The latter is and should be unforgivable and inexcusable, and trying to hide such actions by deeming it impolite to criticise them does good audio a bad service.

IMO, audio shows should be like car shows - they should act as an introduction to the new thing, that the prospective buyer then goes to test in their own time. Auditioning an audio product at a show is about as valid and informative as getting behind the wheel of a car in an auto show and making 'brrrrm, brrrrm' noises. But, the real-world trumps reality - people do use audio shows to determine what does and does not sound good, and if an audio show was a static display of shiny things, those who don't go to shows today wouldn't go to shows tomorrow.

So, demonstrators have to make what they have as good as they can. Dreams of audiophile-friendly venues and perfect sound in every room are just dreams. What we have in audio shows is the worst form of exhibition, except for all the others.
 
If only Audio had a reviewer writer with the eloquence, knowledge of the product, trust,integrity and writing skills of the late L J K Sekright

He WAS a great reviewer--alas none in our industry come close.

BruceD
 
If only Audio had a reviewer writer with the eloquence, knowledge of the product, trust,integrity and writing skills of the late L J K Sekright

He WAS a great reviewer--alas none in our industry come close.

BruceD

And yet, strangely, when he did write for the audio industry, he deployed precisely none of these things. His nickname was 'Linny' Setright because he was reputedly given a free Linn system and then just attacked anything that wasn't made in the Linn factory.
 
A wise person once said that the key to a happy life is to manage expectations. Somehow I get the impression that some people here expect great sound at every room in a show.
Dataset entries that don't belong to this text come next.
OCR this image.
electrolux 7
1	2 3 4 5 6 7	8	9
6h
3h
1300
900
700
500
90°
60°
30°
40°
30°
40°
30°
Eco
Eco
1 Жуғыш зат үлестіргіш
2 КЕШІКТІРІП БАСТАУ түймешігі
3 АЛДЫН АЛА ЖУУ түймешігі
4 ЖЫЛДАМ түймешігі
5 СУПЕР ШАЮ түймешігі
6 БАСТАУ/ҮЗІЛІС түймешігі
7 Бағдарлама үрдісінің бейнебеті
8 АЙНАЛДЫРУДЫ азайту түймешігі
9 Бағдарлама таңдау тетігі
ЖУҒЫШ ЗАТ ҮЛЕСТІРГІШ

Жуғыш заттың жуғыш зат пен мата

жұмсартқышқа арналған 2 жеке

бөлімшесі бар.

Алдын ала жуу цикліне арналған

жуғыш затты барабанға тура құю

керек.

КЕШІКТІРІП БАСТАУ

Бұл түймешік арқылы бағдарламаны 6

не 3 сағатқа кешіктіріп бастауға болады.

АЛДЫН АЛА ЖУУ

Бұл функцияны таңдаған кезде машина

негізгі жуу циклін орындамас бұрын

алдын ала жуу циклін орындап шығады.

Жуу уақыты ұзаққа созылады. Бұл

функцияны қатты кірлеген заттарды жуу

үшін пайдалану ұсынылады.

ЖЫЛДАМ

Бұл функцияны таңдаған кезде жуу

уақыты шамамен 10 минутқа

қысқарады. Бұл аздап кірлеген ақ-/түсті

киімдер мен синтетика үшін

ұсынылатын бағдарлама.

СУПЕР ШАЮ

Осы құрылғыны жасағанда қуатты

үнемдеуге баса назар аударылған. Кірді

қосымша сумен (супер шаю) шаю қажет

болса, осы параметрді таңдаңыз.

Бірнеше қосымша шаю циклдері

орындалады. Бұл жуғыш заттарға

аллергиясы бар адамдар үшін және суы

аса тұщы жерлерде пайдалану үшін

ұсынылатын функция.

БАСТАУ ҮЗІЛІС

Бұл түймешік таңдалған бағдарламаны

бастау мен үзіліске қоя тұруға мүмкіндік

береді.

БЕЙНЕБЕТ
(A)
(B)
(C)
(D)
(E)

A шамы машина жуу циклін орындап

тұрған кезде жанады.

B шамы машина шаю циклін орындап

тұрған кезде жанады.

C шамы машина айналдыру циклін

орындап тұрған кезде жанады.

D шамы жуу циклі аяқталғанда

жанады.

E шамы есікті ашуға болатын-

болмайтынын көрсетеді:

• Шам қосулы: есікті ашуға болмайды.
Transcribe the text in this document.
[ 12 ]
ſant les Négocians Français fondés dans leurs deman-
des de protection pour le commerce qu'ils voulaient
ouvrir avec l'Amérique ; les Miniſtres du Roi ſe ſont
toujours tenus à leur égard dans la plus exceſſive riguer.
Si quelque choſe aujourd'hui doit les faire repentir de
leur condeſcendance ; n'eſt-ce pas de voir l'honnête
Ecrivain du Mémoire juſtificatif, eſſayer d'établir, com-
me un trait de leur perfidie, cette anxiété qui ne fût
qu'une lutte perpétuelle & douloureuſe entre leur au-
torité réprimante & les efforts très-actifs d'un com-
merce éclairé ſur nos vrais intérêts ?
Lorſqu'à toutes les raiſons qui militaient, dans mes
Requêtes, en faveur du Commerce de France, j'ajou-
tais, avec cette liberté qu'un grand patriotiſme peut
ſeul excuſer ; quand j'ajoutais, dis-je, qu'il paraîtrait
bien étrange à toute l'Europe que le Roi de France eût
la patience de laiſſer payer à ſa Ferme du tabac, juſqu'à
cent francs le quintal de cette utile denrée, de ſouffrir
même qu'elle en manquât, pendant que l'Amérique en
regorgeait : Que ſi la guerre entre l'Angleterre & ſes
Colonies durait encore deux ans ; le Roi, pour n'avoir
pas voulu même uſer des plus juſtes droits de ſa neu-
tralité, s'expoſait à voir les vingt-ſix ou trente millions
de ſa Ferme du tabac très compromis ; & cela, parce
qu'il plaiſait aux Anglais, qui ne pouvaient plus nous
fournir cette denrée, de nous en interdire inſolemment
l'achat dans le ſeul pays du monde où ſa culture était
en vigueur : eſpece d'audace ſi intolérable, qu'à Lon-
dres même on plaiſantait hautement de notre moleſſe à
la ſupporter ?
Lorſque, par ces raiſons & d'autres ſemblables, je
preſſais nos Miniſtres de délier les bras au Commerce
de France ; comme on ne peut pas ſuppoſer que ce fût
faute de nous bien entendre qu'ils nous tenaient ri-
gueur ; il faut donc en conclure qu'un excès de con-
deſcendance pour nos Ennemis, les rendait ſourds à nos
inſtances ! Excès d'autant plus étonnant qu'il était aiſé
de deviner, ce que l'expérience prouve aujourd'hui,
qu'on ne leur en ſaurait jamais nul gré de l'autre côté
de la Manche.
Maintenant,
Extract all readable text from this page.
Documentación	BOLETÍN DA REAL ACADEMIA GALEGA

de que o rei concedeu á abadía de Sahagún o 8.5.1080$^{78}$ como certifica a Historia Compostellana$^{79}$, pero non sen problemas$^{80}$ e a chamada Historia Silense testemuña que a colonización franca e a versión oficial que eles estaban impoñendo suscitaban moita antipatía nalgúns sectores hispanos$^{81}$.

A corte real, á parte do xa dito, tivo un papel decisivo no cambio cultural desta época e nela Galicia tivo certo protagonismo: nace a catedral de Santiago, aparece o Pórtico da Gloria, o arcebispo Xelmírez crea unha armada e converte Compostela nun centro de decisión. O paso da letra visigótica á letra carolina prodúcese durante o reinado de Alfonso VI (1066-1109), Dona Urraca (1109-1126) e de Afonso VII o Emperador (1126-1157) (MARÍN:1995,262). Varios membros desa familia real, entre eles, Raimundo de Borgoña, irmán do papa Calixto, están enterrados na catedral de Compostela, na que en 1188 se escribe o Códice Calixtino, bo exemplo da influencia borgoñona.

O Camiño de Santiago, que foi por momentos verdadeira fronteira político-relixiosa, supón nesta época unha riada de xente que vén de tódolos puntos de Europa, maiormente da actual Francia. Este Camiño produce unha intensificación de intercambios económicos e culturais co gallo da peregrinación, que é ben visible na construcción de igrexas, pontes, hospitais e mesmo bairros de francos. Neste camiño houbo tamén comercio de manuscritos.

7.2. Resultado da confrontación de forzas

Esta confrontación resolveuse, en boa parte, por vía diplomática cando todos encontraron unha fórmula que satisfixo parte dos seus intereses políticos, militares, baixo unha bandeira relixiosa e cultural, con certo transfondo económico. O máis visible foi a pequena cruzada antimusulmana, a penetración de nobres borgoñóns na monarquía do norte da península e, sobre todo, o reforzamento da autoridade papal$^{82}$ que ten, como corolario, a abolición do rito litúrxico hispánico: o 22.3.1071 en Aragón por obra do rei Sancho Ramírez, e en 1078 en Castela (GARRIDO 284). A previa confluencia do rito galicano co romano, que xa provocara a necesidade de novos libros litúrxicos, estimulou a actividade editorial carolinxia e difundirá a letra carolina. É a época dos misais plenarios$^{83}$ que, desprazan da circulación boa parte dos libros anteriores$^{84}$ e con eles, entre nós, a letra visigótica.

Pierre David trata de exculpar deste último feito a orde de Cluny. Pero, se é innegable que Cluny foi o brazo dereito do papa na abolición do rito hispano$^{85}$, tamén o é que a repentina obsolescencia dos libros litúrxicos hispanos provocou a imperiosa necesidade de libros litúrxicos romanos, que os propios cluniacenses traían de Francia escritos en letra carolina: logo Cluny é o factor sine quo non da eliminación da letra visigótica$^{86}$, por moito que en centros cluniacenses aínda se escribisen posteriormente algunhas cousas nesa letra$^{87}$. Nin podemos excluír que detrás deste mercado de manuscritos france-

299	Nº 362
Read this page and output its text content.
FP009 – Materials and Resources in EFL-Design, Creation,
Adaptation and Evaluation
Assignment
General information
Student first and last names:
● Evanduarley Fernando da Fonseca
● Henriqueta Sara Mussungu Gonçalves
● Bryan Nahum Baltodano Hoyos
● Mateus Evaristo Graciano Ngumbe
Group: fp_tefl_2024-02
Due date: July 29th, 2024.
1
The question isn't whether or not a display is good or bad. The question is WHY. Is it the gear? Is it the setup? Is it both?

The objection is to the snap judgement happy people knowingly or unknowingly doing hatchet jobs without bothering to figure out WHY things are the way they are. This does not mean they should go in and ask for the excuses. This means doing some due diligence themselves before blasting away. Spend some time, ask some questions, ask for a track you know. It is a matter of being responsible for one's words and actions. It's not even about being PC. Just being decent. There's a lot of stuff in shows that we would consider crap but I tell you that crap is loved by the guys that made 'em. There's good stuff at shows that is made to be crappy by people manning the room. If you're going to shoot someone down, at least make sure you're shooting the person that ought to be shot.